Winterhelle's Spark clambered over a partially submerged root wad, half in and half out of the Madison River. Ice clung to his coat and face, giving the youngster the wizened look of Old Man Winter. Eric Trapp, his owner, was up to his knees in river water, watching his dog.
The Madison, of course, is Montana's world-class trout stream, but in November it's duck country. We were hunting on a private ranch owned by a consortium of doctors and managed by an on-site wildlife biologist, Mike Atcinson, who just so happens to be Trapp's personal friend. Sometimes it helps to know people in high places.
We'd had mallards buzzing our small decoy spread all morning, but most had flared at the last minute, giving us iffy shots at best. Trapp finally managed to scratch down a drake, but it hit the river swimming. It paddled to the root wad, crawled up the bank, and disappeared. Trapp's dog charged across the river, spray flying. But with more birds coming in, Trapp decided to call him back and pick up the duck later.
I had that figured for a mistake. It pains me to admit it, but I've wounded scores of ducks that have disappeared under ice-rimmed banks or swum to the far shore, never to be seen again. Some drift around a bend, others vanish into the reeds. Either way, they're gone. But now, two hours later, we were back, and Trapp was encouraging Scooby Doo (that's what you get when you let your pre-school aged kids give your dog his informal name) to move into the tangle of roots where we'd last seen his wounded quacker.
Suddenly, Scooby tensed and began burrowing deep into the branches, half his muscular body buried in the root wad. He backed out a minute later with a very dead duck in his mouth. I raised a cheer. The duck, as it turned out, was minus its head. Back in the blind, Atcinson mentioned he'd seen something dark and feline dart away from the bank. A mink, apparently, had got to the duck before Scooby had. Regardless, it was an impressive display of canine determination.
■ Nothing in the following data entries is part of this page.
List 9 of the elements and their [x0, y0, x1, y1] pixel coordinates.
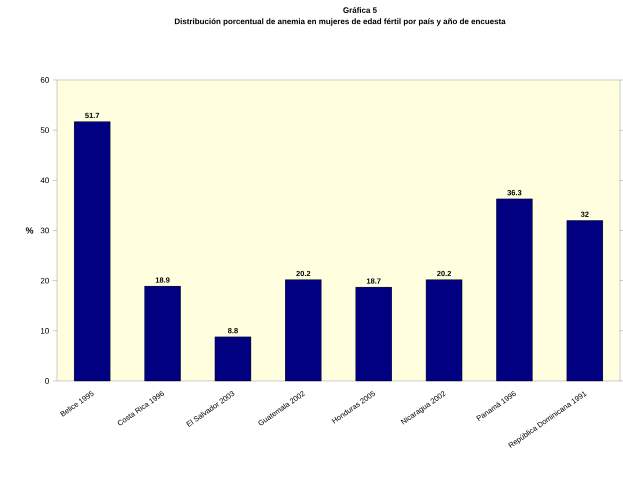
bar	[74, 121, 110, 382]
bar	[214, 336, 252, 382]
bar	[285, 279, 322, 382]
bar	[144, 286, 181, 382]
bar	[566, 220, 604, 382]
y-axis-title: %	[26, 227, 34, 234]
bar	[426, 279, 462, 382]
bar	[496, 198, 533, 382]
bar	[355, 286, 392, 382]
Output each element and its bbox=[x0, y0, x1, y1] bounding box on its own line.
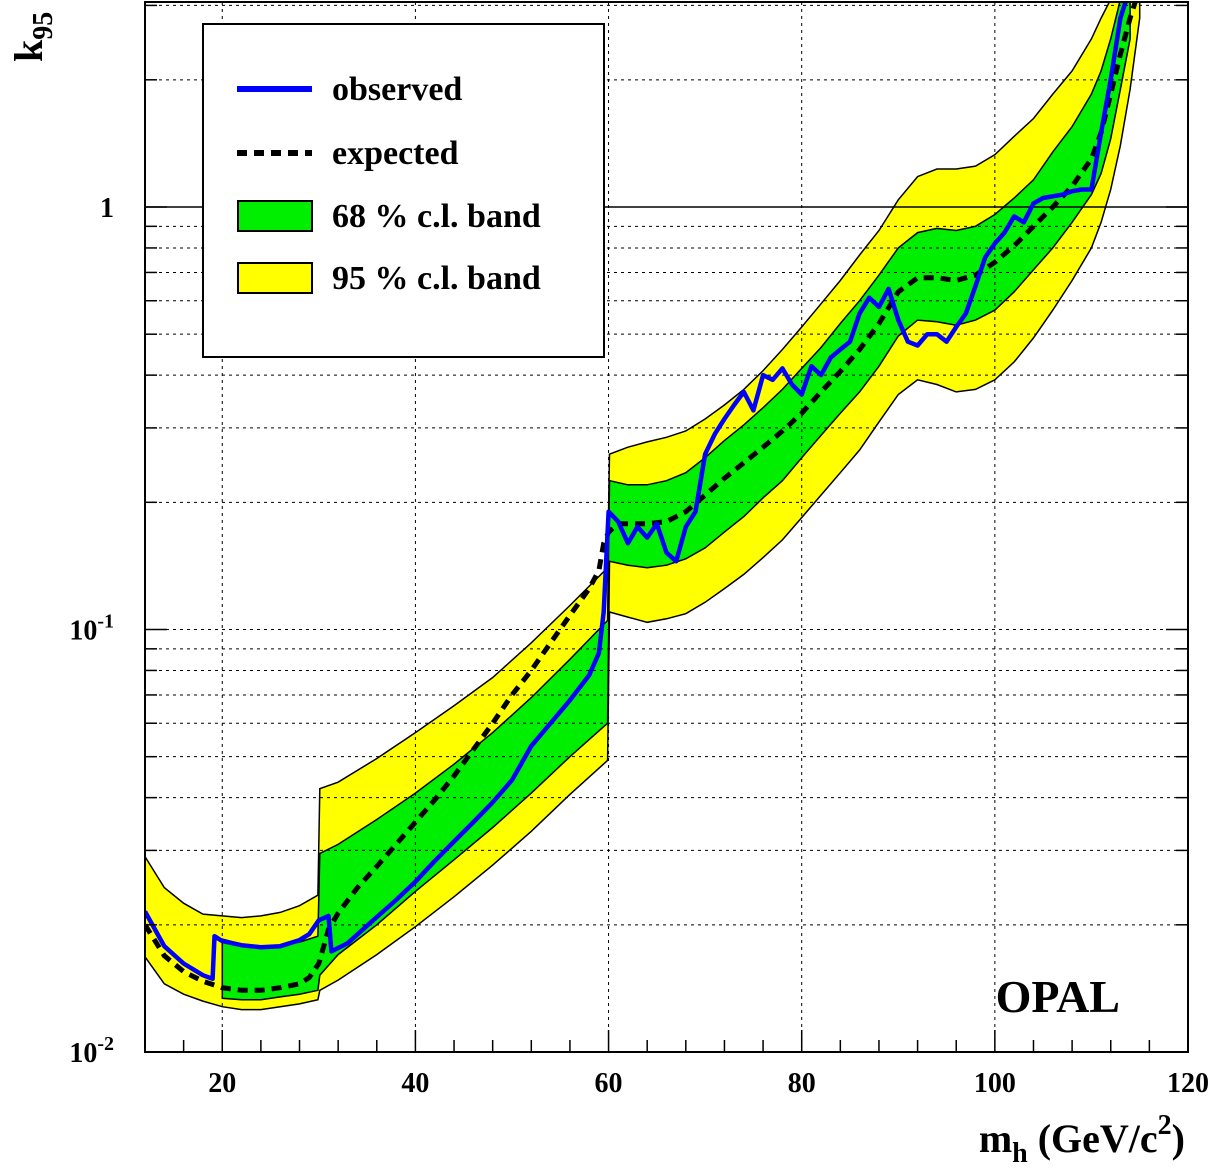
y-tick-label: 10-1 bbox=[69, 611, 114, 647]
grid-lines bbox=[145, 2, 1188, 1052]
x-tick-label: 40 bbox=[401, 1068, 429, 1099]
svg-text:mh (GeV/c2): mh (GeV/c2) bbox=[979, 1110, 1185, 1169]
x-tick-label: 20 bbox=[208, 1068, 236, 1099]
plot-frame bbox=[144, 1, 1189, 1053]
observed-line bbox=[145, 2, 1128, 982]
y-axis-title: k95 bbox=[6, 12, 59, 62]
legend: observed expected 68 % c.l. band 95 % c.… bbox=[202, 23, 605, 358]
limit-curves bbox=[145, 2, 1138, 993]
x-tick-label: 120 bbox=[1167, 1068, 1209, 1099]
y-tick-label: 10-2 bbox=[69, 1033, 114, 1069]
legend-68-label: 68 % c.l. band bbox=[332, 198, 541, 235]
legend-68-swatch bbox=[237, 200, 313, 232]
legend-95-swatch bbox=[237, 262, 313, 294]
legend-expected-label: expected bbox=[332, 135, 459, 172]
x-tick-label: 80 bbox=[788, 1068, 816, 1099]
y-tick-label: 1 bbox=[100, 193, 114, 224]
x-axis-title: mh (GeV/c2) bbox=[979, 1110, 1185, 1169]
legend-95-label: 95 % c.l. band bbox=[332, 260, 541, 297]
experiment-label: OPAL bbox=[996, 971, 1120, 1022]
svg-text:k95: k95 bbox=[6, 12, 59, 62]
expected-line bbox=[145, 2, 1138, 993]
x-tick-label: 60 bbox=[595, 1068, 623, 1099]
legend-observed-label: observed bbox=[332, 71, 462, 108]
legend-box bbox=[202, 23, 605, 358]
x-tick-label: 100 bbox=[974, 1068, 1016, 1099]
axes: 20 40 60 80 100 120 10-2 10-1 1 bbox=[69, 1, 1209, 1099]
"Good boy, Scooby!" Trapp said. The leggy pudelpointer skittered around his owner's feet, mighty pleased with himself and more than happy to have another go at it.
With fewer than 2,000 pudelpointers in the entire U.S., this isn't a dog you're likely to see in the field, and if you did you might not recognize it as such. To the uninitiated--count me among them--they look very similar to several other German imports: Drahthaars, German wirehaired pointers and griffons. Scooby Doo is tall (the breed standard is between 22 and 26 inches at the shoulder), leggy, and strikingly handsome, with the mustachioed good looks of a WW1 German artillery officer.
His coat is wiry and stiff and a soft mocha brown, but Trapp tells me that the movers and shakers in the pudelpointer world are still breeding for coat consistency, and that some of the dogs have much flatter coats than others. For what it's worth, on our duck-hunting trip Scooby was so covered with ice he almost tinkled when he walked, but I never saw him shiver, despite sitting outside our blind for two hours with temperatures in the high twenties and low thirties.